We’ve come across very little in terms of discrimination in Finland. Same-sex civil unions, adoption, and immigration are already legal here, so we don’t need to go out and fight for those rights. It’s already against Finnish constitutional law to discriminate based on sexual orientation, and the one time that we experienced homophobia on an official basis, we complained, and the person in question was immediately required to undergo sensitivity training and we were assigned to someone else, with official apologies. Nothing to get worked up about there. On a cultural level, telling someone that God doesn’t approve of their relationship is considered unspeakably rude in this country, so I’ve never had anyone but American missionaries or immigrants from more conservative developing countries spout religious dogma at me. Most Finns I come across don’t seem to care one way or the other that I am a lesbian, and it’s not like everyone doesn’t know. We’re not ex
actly in the closet. The neighbors have pretty much figured it out, my coworkers at the community college where I teach English know, and Kia’s family is so grateful for the grandchildren they never thought they’d get that they practically worship at my feet. We are not, as a family, in the fight-or-flight mode that so many lesbian couples find themselves in all over the world. Because of that, we find we are, for the most part, able to just live life like everyone else.
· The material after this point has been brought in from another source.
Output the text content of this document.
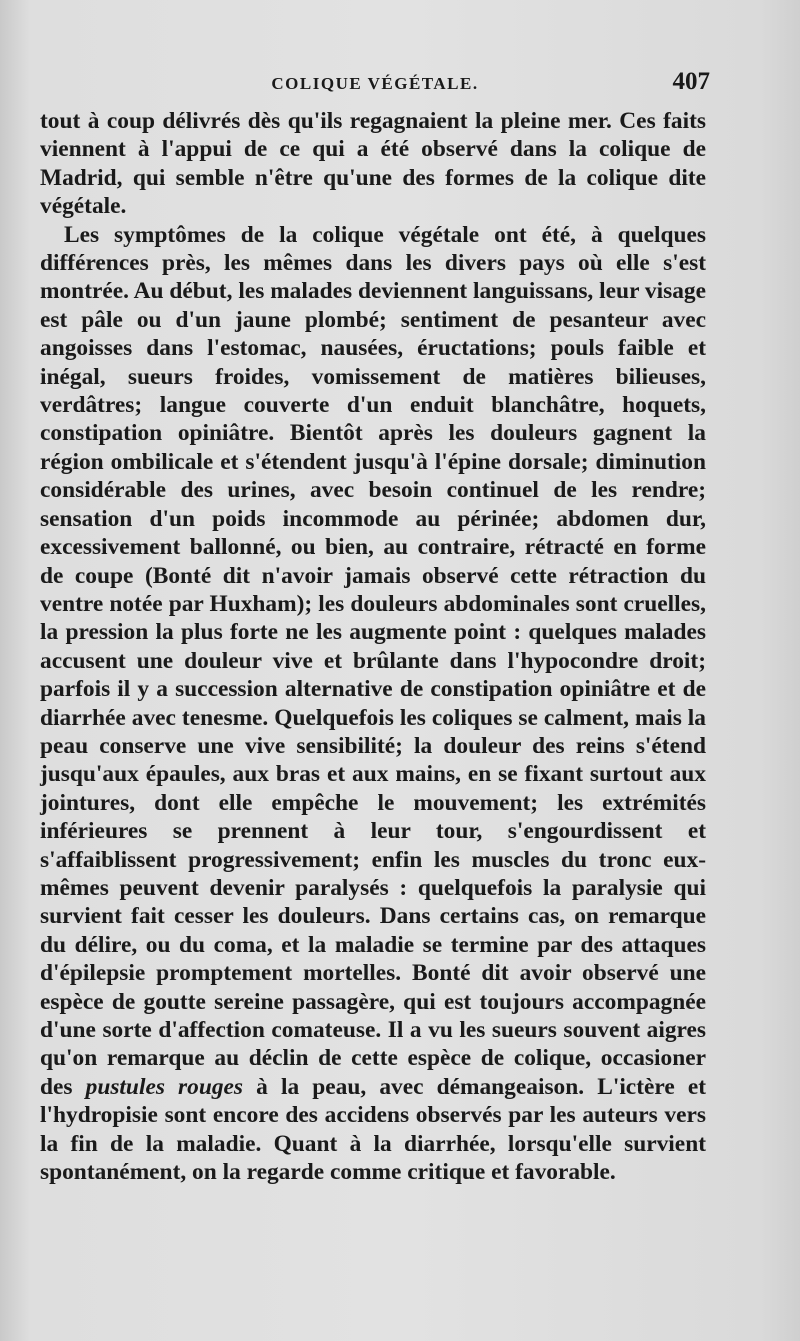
COLIQUE VÉGÉTALE.	407

tout à coup délivrés dès qu'ils regagnaient la pleine mer. Ces faits viennent à l'appui de ce qui a été observé dans la colique de Madrid, qui semble n'être qu'une des formes de la colique dite végétale.

Les symptômes de la colique végétale ont été, à quelques différences près, les mêmes dans les divers pays où elle s'est montrée. Au début, les malades deviennent languissans, leur visage est pâle ou d'un jaune plombé; sentiment de pesanteur avec angoisses dans l'estomac, nausées, éructations; pouls faible et inégal, sueurs froides, vomissement de matières bilieuses, verdâtres; langue couverte d'un enduit blanchâtre, hoquets, constipation opiniâtre. Bientôt après les douleurs gagnent la région ombilicale et s'étendent jusqu'à l'épine dorsale; diminution considérable des urines, avec besoin continuel de les rendre; sensation d'un poids incommode au périnée; abdomen dur, excessivement ballonné, ou bien, au contraire, rétracté en forme de coupe (Bonté dit n'avoir jamais observé cette rétraction du ventre notée par Huxham); les douleurs abdominales sont cruelles, la pression la plus forte ne les augmente point : quelques malades accusent une douleur vive et brûlante dans l'hypocondre droit; parfois il y a succession alternative de constipation opiniâtre et de diarrhée avec tenesme. Quelquefois les coliques se calment, mais la peau conserve une vive sensibilité; la douleur des reins s'étend jusqu'aux épaules, aux bras et aux mains, en se fixant surtout aux jointures, dont elle empêche le mouvement; les extrémités inférieures se prennent à leur tour, s'engourdissent et s'affaiblissent progressivement; enfin les muscles du tronc eux-mêmes peuvent devenir paralysés : quelquefois la paralysie qui survient fait cesser les douleurs. Dans certains cas, on remarque du délire, ou du coma, et la maladie se termine par des attaques d'épilepsie promptement mortelles. Bonté dit avoir observé une espèce de goutte sereine passagère, qui est toujours accompagnée d'une sorte d'affection comateuse. Il a vu les sueurs souvent aigres qu'on remarque au déclin de cette espèce de colique, occasioner des pustules rouges à la peau, avec démangeaison. L'ictère et l'hydropisie sont encore des accidens observés par les auteurs vers la fin de la maladie. Quant à la diarrhée, lorsqu'elle survient spontanément, on la regarde comme critique et favorable.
It may not be possible to pinpoint the sudden realization that I liked girls—or boys, for that matter. It’s just always been a part of me, and it’s never caused me undue trauma. I know who I am, and I’m good with it. I’ve been lucky enough to have an accepting and open-minded family, and I got rid of any friends who didn’t accept me for who I am. I had the opportunity to relocate to a country where my sexual orientation is legally protected and accepted, and I don’t have to worry that my lesbian family will be legally treated any differently than if we were a straight family. So long as I am left alone to live my life in peace, I don’t give a rat’s ass whether others think I am not straight enough or gay enough or even thin enough. The death of my father taught me that life is too short to spend living it constantly worrying about whether or not others approve of me.
Annie Lennox, though? Yeah. Whooo. I’d still hit that.
Counting Down from Ten
Candace Walsh
You know, the last thing I wanted to do was like Jill.
“Jill is a goddess,” said Sam. “She’s an incredible artist, she goes to Vassar, and she’s really, really smart.”
Sizzle went my jealous streak. I had met Sam in the bathroom line of my first college off-campus party. Fall semester, freshman year. Homecoming weekend. Parents tucked into their sleigh bed at the cutesy bed-and-breakfast downtown. Little did they know that at the same time, I was drinking keg beer from a big plastic cup, within a gaggle of my shiny new dorm-hall friends, about to embark on a disastrous and knotty romantic endeavor.